Helping Necocli Deal With the Influx
In August, the Colombian Red Cross (CRC) stepped in to facilitate basic resources for the migrant camp and help the town’s struggling infrastructure, chief among these being the limited freshwater supply.
“The freshwater system was fragile even before the migrants [arrived], in all of the Necocli region,” Jorge Ignacio, chief coordinator for the CRC in Antioquia department, told The Epoch Times.
Ignacio said the migrants lack access to showers and toilets, and there is no city sewage or drainage available at the camp, which has created a significant health crisis. Migrants improvise latrines by digging open pits on the beach and covering them with tarps for privacy.
Subsequently, Red Cross workers have treated migrants, many of whom are young children, who suffer from sanitation-related diseases and skin disorders. Ignacio and his team offer a variety of amenities to the migrants including basic health services, wireless internet, phone charging stations, educational classes, and psychological counseling.
“We also pay to bring in water trucks so they [migrants] have access to fresh water,” Ignacio said, pointing to several large, portable cisterns situated at intervals throughout the camp.
The communications coordinator for Ignacio’s team, Carmen Quintero, has treated many of the sick women and children who come to the organization’s field tent daily.
“I don’t feel safe working here,” she told The Epoch Times. “Nothing about this situation is safe.”

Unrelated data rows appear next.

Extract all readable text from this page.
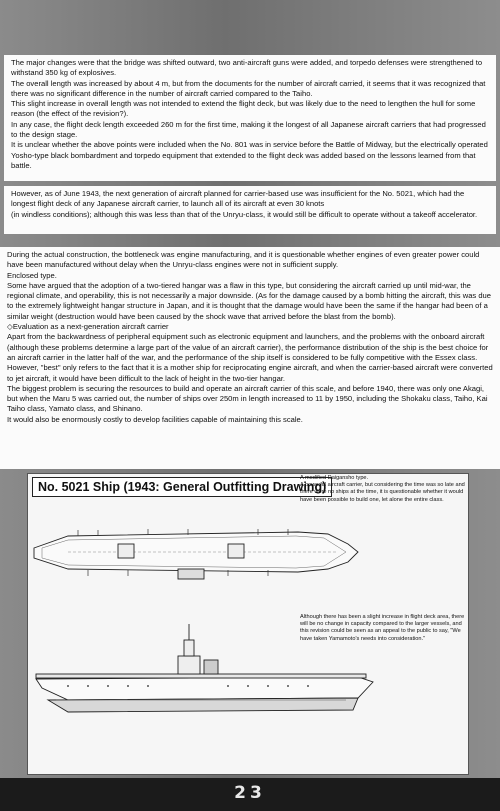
The major changes were that the bridge was shifted outward, two anti-aircraft guns were added, and torpedo defenses were strengthened to withstand 350 kg of explosives.
The overall length was increased by about 4 m, but from the documents for the number of aircraft carried, it seems that it was recognized that there was no significant difference in the number of aircraft carried compared to the Taiho.
This slight increase in overall length was not intended to extend the flight deck, but was likely due to the need to lengthen the hull for some reason (the effect of the revision?).
In any case, the flight deck length exceeded 260 m for the first time, making it the longest of all Japanese aircraft carriers that had progressed to the design stage.
It is unclear whether the above points were included when the No. 801 was in service before the Battle of Midway, but the electrically operated Yosho-type black bombardment and torpedo equipment that extended to the flight deck was added based on the lessons learned from that battle.
However, as of June 1943, the next generation of aircraft planned for carrier-based use was insufficient for the No. 5021, which had the longest flight deck of any Japanese aircraft carrier, to launch all of its aircraft at even 30 knots
(in windless conditions); although this was less than that of the Unryu-class, it would still be difficult to operate without a takeoff accelerator.
During the actual construction, the bottleneck was engine manufacturing, and it is questionable whether engines of even greater power could have been manufactured without delay when the Unryu-class engines were not in sufficient supply.
Enclosed type.
Some have argued that the adoption of a two-tiered hangar was a flaw in this type, but considering the aircraft carried up until mid-war, the regional climate, and operability, this is not necessarily a major downside. (As for the damage caused by a bomb hitting the aircraft, this was due to the extremely lightweight hangar structure in Japan, and it is thought that the damage would have been the same if the hangar had been of a similar weight (destruction would have been caused by the shock wave that arrived before the blast from the bomb).
◇Evaluation as a next-generation aircraft carrier
Apart from the backwardness of peripheral equipment such as electronic equipment and launchers, and the problems with the onboard aircraft (although these problems determine a large part of the value of an aircraft carrier), the performance distribution of the ship is the best choice for an aircraft carrier in the latter half of the war, and the performance of the ship itself is considered to be fully competitive with the Essex class. However, "best" only refers to the fact that it is a mother ship for reciprocating engine aircraft, and when the carrier-based aircraft were converted to jet aircraft, it would have been difficult to the lack of height in the two-tier hangar.
The biggest problem is securing the resources to build and operate an aircraft carrier of this scale, and before 1940, there was only one Akagi, but when the Maru 5 was carried out, the number of ships over 250m in length increased to 11 by 1950, including the Shokaku class, Taiho, Kai Taiho class, Yamato class, and Shinano.
It would also be enormously costly to develop facilities capable of maintaining this scale.
No. 5021 Ship (1943: General Outfitting Drawing)
A modified Daigansho type.
A powerful aircraft carrier, but considering the time was so late and there were no ships at the time, it is questionable whether it would have been possible to build one, let alone the entire class.
Although there has been a slight increase in flight deck area, there will be no change in capacity compared to the larger vessels, and this revision could be seen as an appeal to the public to say, "We have taken Yamamoto's needs into consideration."
23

She also confided that the Red Cross team feels overwhelmed, describing a long line of migrants waiting for their services every day when the facility opens at 7:30 a.m.
A Guide by Any Other Name
Sitting on a boat dock near the migrant camp, Jorge explained how the Colombian drug traffickers not only offer ferry service across the gulf, but also act as guides.
“They come here [to the camp] and ask if anyone wants to cross Darien,” he said. Jorge said it costs migrants upwards of US$5,000 to make the journey from the Darien jungle to the Mexican side of the U.S. border.
“The guides have to pay people along the way,” Jorge replied, when asked why it was so expensive.
Migrant smugglers, or “guides” as Jorge called them, are known in many parts of Latin America as “coyotes.” In Necocli, the coyotes only advertise their services in person, and they must be discreet because of a heavy naval presence near the town.
Back in the camp, Cherimont continues to sell items to other migrants from his table and said he plans to stay another month to collect more money before crossing the gap. After being asked why he wants to immigrate to the United States, he smiled and said: “It’s the dream. To live in America is a dream.”